The authors analyse in the volume the logic between density, urban form and performance to understand and predict the effects of specific designs and planning proposals.
The relationship between types of urban environment and data such as amount, size, physical properties and economic values, is also explored together with the possibility of redefining concepts of urbanity through density.
The book has already been hailed as a vital read for architects and urban planners, but also economists, engineers and politicians.
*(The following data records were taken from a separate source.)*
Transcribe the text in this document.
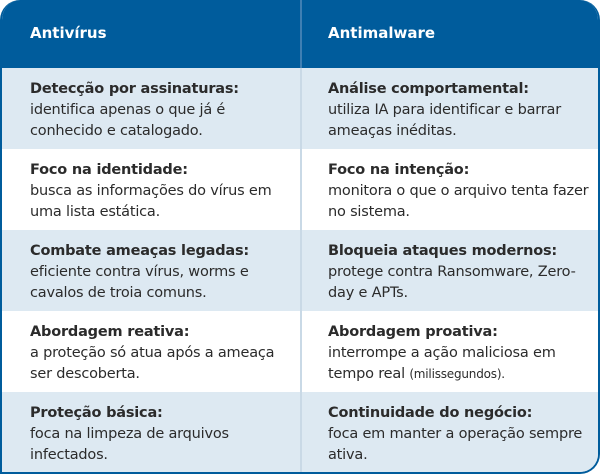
Antivírus	Antimalware
Detecção por assinaturas:
identifica apenas o que já é conhecido e catalogado.
Análise comportamental:
utiliza IA para identificar e barrar ameaças inéditas.
Foco na identidade:
busca as informações do vírus em uma lista estática.
Foco na intenção:
monitora o que o arquivo tenta fazer no sistema.
Combate ameaças legadas:
eficiente contra vírus, worms e cavalos de troia comuns.
Bloqueia ataques modernos:
protege contra Ransomware, Zero-day e APTs.
Abordagem reativa:
a proteção só atua após a ameaça ser descoberta.
Abordagem proativa:
interrompe a ação maliciosa em tempo real (milissegundos).
Proteção básica:
foca na limpeza de arquivos infectados.
Continuidade do negócio:
foca em manter a operação sempre ativa.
Now, if you stop and ponder for a while on some of the issues explored in the volume, you will definitely find a connection with fashion.
Urban density, urban form and the performance of the urban, physical constraints and qualitative preferences are recurrent themes in Spacematrix, but, interestingly enough, we could apply them to fashion as well.
Density and qualitative preferences may relate to fabrics (the concept of space matrix can definitely be applied to fabrics, and mainly relates to the density of a fabric, but also to its porosity, to the voids within the fabrics that hold and retain water…) and embellishments; urban form and performance are concepts usually linked to the environment and the spaces surrounding us and to the impact they have on what we wear, while physical constraints may hint at shapes and silhouettes that constrict, free or transform the body.
If we consider these elements as variables and start playing at increasing their variability degree, we will easily create a series of designs that, though based on the same elements, are intrinsically different.
Tao Kurihara’s Autumn-Winter 2010 collection is a perfect example of where playing with variables and density can take you: using drawstringed pieces, deconstructed garments and fabrics with different densities (at times also patchworked ones in paisley prints), Kurihara integrated variable elements into the designs included in this collection.
There is one very intriguing project that will be unveiled at the Venice Architecture Biennale conceived as an exploration of densities and real/imaginary urban spaces.
The project is entitled "Blueprint" and it's a collaboration between Korean artist Do Ho Suh and Seoul-based practice Suh Architects (Eulho Suh and Kyungen Kim).
The project is based on the results produced by mixing different spaces together, analysing their variability and density and exploring how they react inside an imaginary yet complex urban matrix.
The "Blueprint" installation looks at the notions of home and boundaries and features scaled reproductions of Do Ho Suh's house in Korea, of the New York townhouse where the artist lives and the façade of a Venetian villa.
The project is made out of hand-stitched translucent blue nylon fabric (to evoke the concept of the "Blueprint") and laminate panels.
Different images and elements from the past and present are mixed and juxtaposed in this project, while real and imaginary densities create illusions by combining together various decorative and architectural elements.
So fashion students out there following this blog, is anybody interested in taking the spacematrix challenge and develop an entire collection on variable densities and urban spaces?